Professions réglementées : une réforme de gauche, vraiment ?

Montebourg s’attaque aux professions réglementées… au nom de la concurrence.

Thierry Brun  • 24 juillet 2014 abonné·es
Professions réglementées : une réforme de gauche, vraiment ?
© Photo : AFP PHOTO / ERIC PIERMONT

En visant trente-sept professions réglementées, Arnaud Montebourg a déterré un vieux cheval de bataille. L’intention de son projet de réforme ? Faire baisser les prix des services fournis par les avocats, notaires, huissiers de justice, ambulanciers, médecins, pharmaciens, commissaires aux comptes, administrateurs judiciaires, sages-femmes, taxis, experts, etc. de 20 %. Dans son « Discours pour le redressement de l’économie », le ministre a présenté cette réforme comme une façon de lutter « contre la rente et le monopole » et de redonner du pouvoir d’achat aux Français. Pour justifier son projet, il s’appuie sur un rapport de l’Inspection générale des finances sur les professions réglementées, commandé en 2012 par Pierre Moscovici, alors à la tête de Bercy. Le rapport, non publié, montre que certaines de ces professions bénéficient de rentes de situation et met en cause des réglementations jugées excessives. Plusieurs rapports parlementaires, ainsi que le très libéral rapport Attali de 2008, avaient d’ailleurs déjà fait ce constat dans le passé.

Enfin une mesure de gauche, direz-vous ? Pas vraiment, si l’on en juge par les véritables raisons qui président à cette décision. Dès 2005, les réglementations européennes ont ouvert à la concurrence une grande partie de ces professions réglementées, notamment grâce à la transposition de la directive sur les qualifications et, surtout, de celle concernant la libéralisation des services, dite Bolkestein. En France, dès 2011, un guichet destiné aux entreprises européennes a d’ailleurs été créé en application de cette directive services ^2, avec la liste des professions réglementées, fort nombreuses, ouvertes à la concurrence.

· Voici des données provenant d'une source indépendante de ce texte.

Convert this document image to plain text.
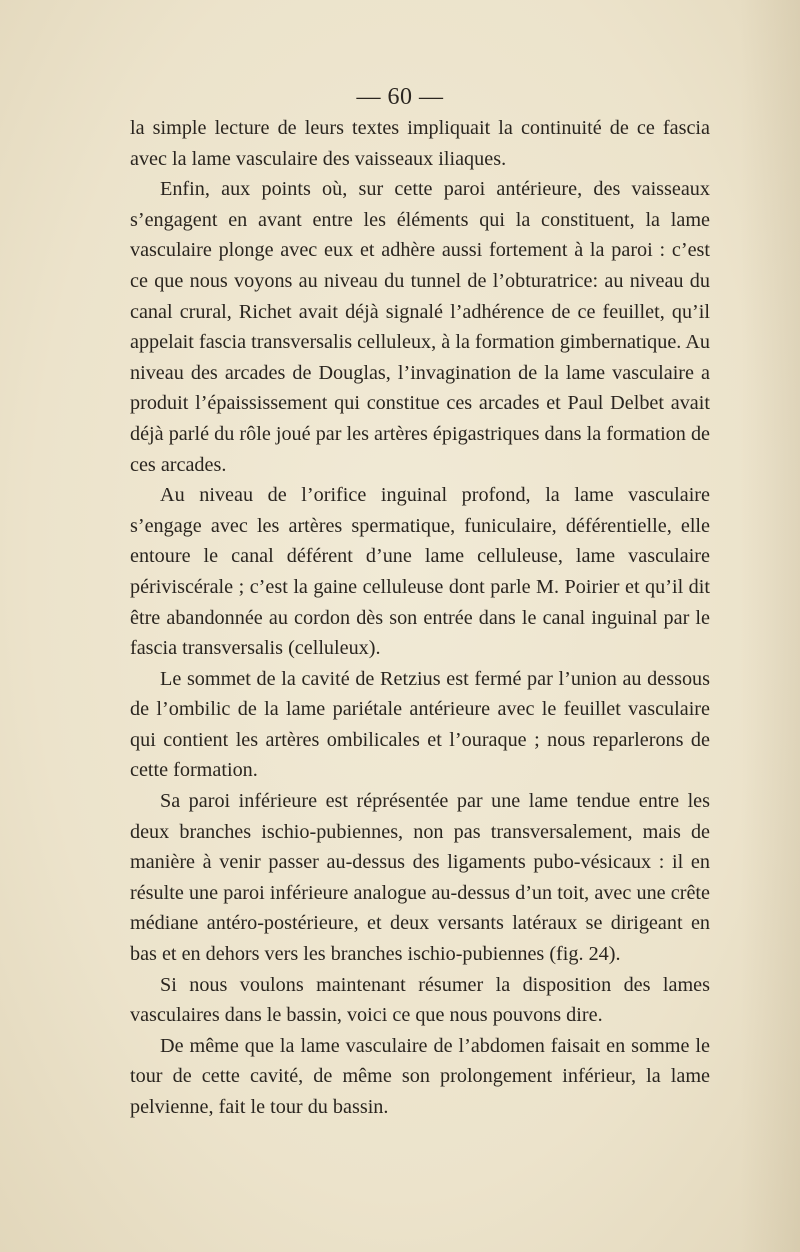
— 60 —

la simple lecture de leurs textes impliquait la continuité de ce fascia avec la lame vasculaire des vaisseaux iliaques.

Enfin, aux points où, sur cette paroi antérieure, des vaisseaux s’engagent en avant entre les éléments qui la constituent, la lame vasculaire plonge avec eux et adhère aussi fortement à la paroi : c’est ce que nous voyons au niveau du tunnel de l’obturatrice: au niveau du canal crural, Richet avait déjà signalé l’adhérence de ce feuillet, qu’il appelait fascia transversalis celluleux, à la formation gimbernatique. Au niveau des arcades de Douglas, l’invagination de la lame vasculaire a produit l’épaississement qui constitue ces arcades et Paul Delbet avait déjà parlé du rôle joué par les artères épigastriques dans la formation de ces arcades.

Au niveau de l’orifice inguinal profond, la lame vasculaire s’engage avec les artères spermatique, funiculaire, déférentielle, elle entoure le canal déférent d’une lame celluleuse, lame vasculaire périviscérale ; c’est la gaine celluleuse dont parle M. Poirier et qu’il dit être abandonnée au cordon dès son entrée dans le canal inguinal par le fascia transversalis (celluleux).

Le sommet de la cavité de Retzius est fermé par l’union au dessous de l’ombilic de la lame pariétale antérieure avec le feuillet vasculaire qui contient les artères ombilicales et l’ouraque ; nous reparlerons de cette formation.

Sa paroi inférieure est réprésentée par une lame tendue entre les deux branches ischio-pubiennes, non pas transversalement, mais de manière à venir passer au-dessus des ligaments pubo-vésicaux : il en résulte une paroi inférieure analogue au-dessus d’un toit, avec une crête médiane antéro-postérieure, et deux versants latéraux se dirigeant en bas et en dehors vers les branches ischio-pubiennes (fig. 24).

Si nous voulons maintenant résumer la disposition des lames vasculaires dans le bassin, voici ce que nous pouvons dire.

De même que la lame vasculaire de l’abdomen faisait en somme le tour de cette cavité, de même son prolongement inférieur, la lame pelvienne, fait le tour du bassin.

Ainsi, sans le dire, le gouvernement répond surtout à l’ambition de Bruxelles de créer de futurs champions européens, prestataires de services à la rentabilité attractive pour les marchés financiers. Rappelée à l’ordre à plusieurs reprises par la Commission européenne, la France ne fait que suivre des recommandations très éloignées d’une réforme de gauche, laquelle aurait plutôt à cœur de généraliser l’accès à des services publics. Bruxelles a ainsi lancé, fin 2013, une procédure d’évaluation des « obstacles » à l’accès au marché des professions réglementées, avec l’objectif de « déterminer les domaines dans lesquels les États membres entravent » la création de « filiales ou de cabinets pluridisciplinaires » privés. Une bonne occasion de s’attaquer à des bastions protégés sous Sarkozy et d’apparaître comme le bon élève de l’Union européenne.